This project was a collaborative effort involving two more students for our Machine Learning subject.
In this project, a version of the thyroid0387 dataset was analyzed, which is a subset of a dataset largest, the "Thyroid Disease dataset", containing data from patients with thyroid disease, including information demographics, thyroid hormone levels, and diagnostic information.
In this way, knowing the dataset, our tasks were to investigate the best possible models, which allow us to achieve our objectives, that is, to obtain with confidence the answer to whether we can predict the diagnosis, the age and sex of a subject, given the remaining attributes, as well as determining what the most significant features in the best models obtained.
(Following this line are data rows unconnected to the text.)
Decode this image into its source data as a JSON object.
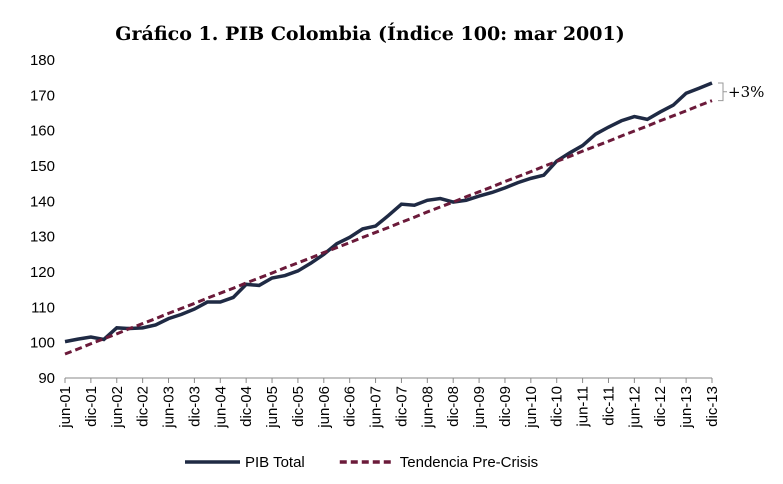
{
  "chart_data": {
    "type": "line",
    "title": "Gráfico 1. PIB Colombia (Índice 100: mar 2001)",
    "categories": [
      "jun-01",
      null,
      "dic-01",
      null,
      "jun-02",
      null,
      "dic-02",
      null,
      "jun-03",
      null,
      "dic-03",
      null,
      "jun-04",
      null,
      "dic-04",
      null,
      "jun-05",
      null,
      "dic-05",
      null,
      "jun-06",
      null,
      "dic-06",
      null,
      "jun-07",
      null,
      "dic-07",
      null,
      "jun-08",
      null,
      "dic-08",
      null,
      "jun-09",
      null,
      "dic-09",
      null,
      "jun-10",
      null,
      "dic-10",
      null,
      "jun-11",
      null,
      "dic-11",
      null,
      "jun-12",
      null,
      "dic-12",
      null,
      "jun-13",
      null,
      "dic-13"
    ],
    "series": [
      {
        "name": "PIB Total",
        "color": "#1f2a44",
        "dash": false,
        "values": [
          100.3,
          101.0,
          101.6,
          100.9,
          104.2,
          104.0,
          104.2,
          105.0,
          106.8,
          108.0,
          109.5,
          111.5,
          111.5,
          112.8,
          116.5,
          116.2,
          118.3,
          119.0,
          120.3,
          122.5,
          125.0,
          128.0,
          129.8,
          132.2,
          133.0,
          136.0,
          139.2,
          138.9,
          140.3,
          140.8,
          139.8,
          140.3,
          141.5,
          142.5,
          143.8,
          145.3,
          146.5,
          147.4,
          151.4,
          153.7,
          155.8,
          159.0,
          161.0,
          162.8,
          164.0,
          163.2,
          165.3,
          167.2,
          170.6,
          172.0,
          173.5
        ]
      },
      {
        "name": "Tendencia Pre-Crisis",
        "color": "#6b1a3a",
        "dash": true,
        "values": [
          96.8,
          98.2,
          99.7,
          101.1,
          102.5,
          104.0,
          105.4,
          106.8,
          108.3,
          109.7,
          111.1,
          112.6,
          114.0,
          115.4,
          116.9,
          118.3,
          119.7,
          121.2,
          122.6,
          124.0,
          125.5,
          126.9,
          128.3,
          129.8,
          131.2,
          132.6,
          134.1,
          135.5,
          137.0,
          138.4,
          139.8,
          141.3,
          142.7,
          144.1,
          145.6,
          147.0,
          148.4,
          149.9,
          151.3,
          152.7,
          154.2,
          155.6,
          157.0,
          158.5,
          159.9,
          161.3,
          162.8,
          164.2,
          165.6,
          167.1,
          168.5
        ]
      }
    ],
    "annotation": "+3%",
    "ylim": [
      90,
      180
    ],
    "yticks": [
      90,
      100,
      110,
      120,
      130,
      140,
      150,
      160,
      170,
      180
    ],
    "grid": false,
    "legend": "bottom"
  }
}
That was implemented in python using Jupyter Notebook.
All the functionalities were successfully implemented, and we received a very high score.
In order to analyze the dataset in question, we needed to process its data:
- Categorize the classes present in the target;
- Delete the Record Identification column;
- Replacement of "?" values;
- Replacing column types;
- Parse columns to int;
- Elimination of outliers associated with age;
- Elimination of the hypopituitary feature;
- Treatment of missing values in the TSH, T3, TT4, T4U, FTI, TBG columns;
- Performing a One Hot Encoder in the referral source column;
- Elimination of NaN’s;
- Eliminating duplicate lines.
In order to carry out an extensive analysis of the different models for objectives O1 and O2, we carried out a Forward Feature Selection until the 8 best features of each model, allowing us a general analysis of each model with the features that bring them greater benefits, and is also justified as it allows to reduce the number of features in the model, making it simpler.
- K-Nearest Neighbors (KNeighborsClassifier)
- Support Vector Classifier (SVC)
- Guassian Naive Bayes (GaussianNB)
- Rede neuronal (MLPClassifier)
- Adaptive Boosting Ensemble (AdaBoostClassifier)
- Random Forest Ensemble (RandomForestClassifier)
- Árvores de decisão (DecisionTreeClassifier)
- eXtreme Gradient Boosting Ensemble (XGBoostClassifier)
- Random Forest (RandomForestRegressor)
- K-Nearest Neighbors (KNeighborsRegressor)
- Árvores de decisão (DecisionTreeRegressor)
- Regressão Linear (LinearRegression)
- Support Vector Regressor Linear (LinearSVR)
- Cross Validation Ridge (RidgeCV)
- Cross Validation Elastic Net (ElasticNetCV)
- Cross Validation Lasso (LassoCV)
Tuning was carried out for the 3 models chosen in the previous section, using a Grid Search, selecting the appropriate hyperparameters for each model.